Out of this same influence came the song “White Rabbit.” The music is a bolero (Spanish) rip-off, while the lyrics were inspired by Lewis Carroll's Alice in Wonderland. In part the lyrics allude to the hypocrisy of the older generation swilling one of the hardest drugs (alcohol) known to man, but telling us not to use psychedelics.

Well, how about their medicine chests?

Patriarch has to get it all done now? Take some speed.

Is Mom nervous about the kids? The PTA? The burnt dinner? Take some phenobarbital.

Need some sleep? Take some barbiturates.

The athletes want to jump higher? Take steroids.

How about the addict who wants to forget his painful day-to-day existence? Take heroin.

Take booze to get into the party mood. Take Valium for the nerves; Tagamet for the ulcers.

Contrary to popular belief, the “adults” were the original experimenters with the ups, downs, and sideways manufactured by the “legal” drug dealers—Roche, Johnson & Johnson, Merck, Rorer, Eli Lilly, Yuban, Smirnoff, American Tobacco Company, and the list goes on. Fun with alcohol and cigarettes. Fun and deadly. Just like the rest of life.

Let's face it, we all want it—the smoke, the fat, the sugar, the booze, and the magic-bullet drugs to fix us up when all of the above have taken their toll. Prevention means you have to be responsible for your own health.

Fuck it, we want a Big Mac.

But—

One pill makes you larger

And one pill makes you small,

And the ones that Mother gives you

Don't do anything at all.

These were cautious mixed messages that seemed to be the way our parents dealt with the world.

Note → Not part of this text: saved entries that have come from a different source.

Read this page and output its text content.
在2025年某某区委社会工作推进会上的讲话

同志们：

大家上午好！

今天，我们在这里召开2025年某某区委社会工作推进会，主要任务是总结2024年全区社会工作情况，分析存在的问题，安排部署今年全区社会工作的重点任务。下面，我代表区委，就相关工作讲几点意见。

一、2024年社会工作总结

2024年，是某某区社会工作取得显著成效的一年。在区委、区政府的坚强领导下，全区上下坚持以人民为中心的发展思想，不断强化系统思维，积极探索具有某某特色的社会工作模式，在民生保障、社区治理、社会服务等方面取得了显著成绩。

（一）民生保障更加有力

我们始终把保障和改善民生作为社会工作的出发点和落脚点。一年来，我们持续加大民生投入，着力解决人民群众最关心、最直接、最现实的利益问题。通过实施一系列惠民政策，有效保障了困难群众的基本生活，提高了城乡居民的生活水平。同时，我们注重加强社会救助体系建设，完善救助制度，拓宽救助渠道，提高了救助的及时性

After listening to Miles Davis's and Gil Evans's Sketches of Spain about fifty times without stopping—a manic marathon of obsessive behavior—I went to my old red upright piano (with about ten keys missing), and crammed Alice in Wonderland–inspired lyrics into a bolero-style march that I called “White Rabbit.” Being totally honest with myself, I think I missed the mark with the lyrics, because what I'd intended was to remind our parents (who were sipping on highballs while they badgered us about the new drugs) that they were the ones who read all these “fun with chemical” children's books to us when we were small.

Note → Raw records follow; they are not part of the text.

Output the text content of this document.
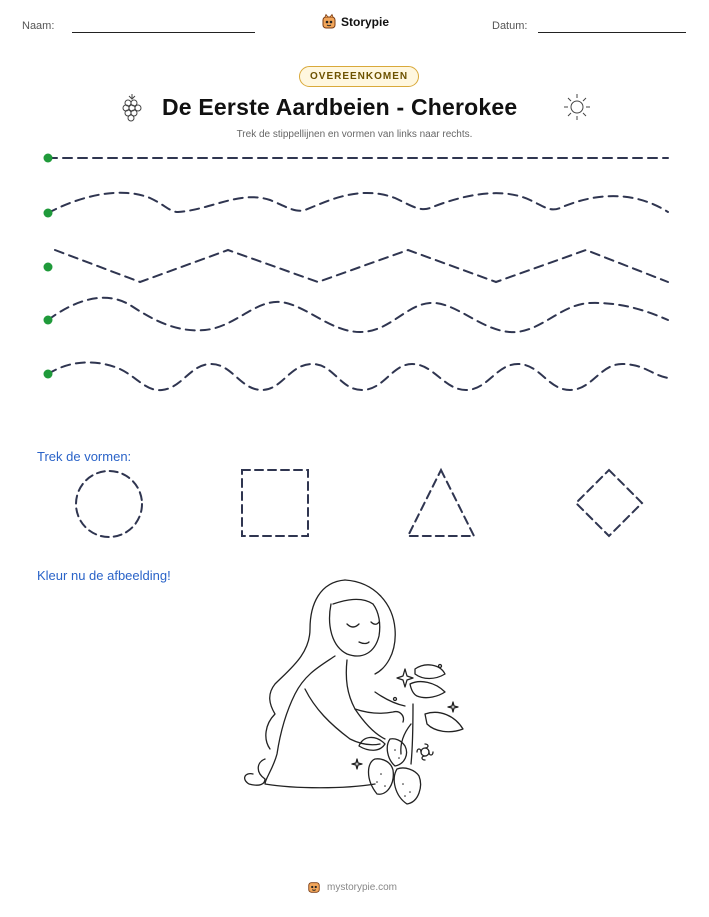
Naam:	Storypie	Datum:
OVEREENKOMEN
De Eerste Aardbeien - Cherokee
Trek de stippellijnen en vormen van links naar rechts.
Trek de vormen:
Kleur nu de afbeelding!
mystorypie.com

And if you go chasing rabbits

And you know you're going to fall,

Tell 'em a hookah smoking caterpillar

Has given you the call.

Peter Pan sprinkles white dust on everybody and suddenly they can fly—cocaine.

Dorothy and her band of sweet misfits (a rock-and-roll band?) are off to see the wizard and they get off on poppies—opium.

Suddenly they encounter the fantastic Emerald City—a psychedelic wonderland.

Which brings us, last but not least, to the biggest druggie of them all, Alice, who uses chemicals that literally get her high, tall, and short—drink me, eat me. She takes a bite out of the Caterpillar's “magic” mushroom (psilocybin) and pulls a toke from his hookah (hashish). The girl is thoroughly ripped all the way through the book. And our parents wondered why we were “curiouser and curiouser” about drugs.

When logic and proportion

Have fallen sloppy dead

And the White Knight is talking backwards

And the Red Queen's “Off with her head!”

Remember what the dormouse said,

“Feed your head. Feed your head.”

Whether or not the lyrics imparted what I wanted them to, the song still represents some of the attitudes of an era, so I suppose it was successful in a symbolic framework. With the spiritual/sexual warmth of “Somebody to Love” and the strange hybrid of “White Rabbit,” I brought two hits to the already popular set list of Jefferson Airplane.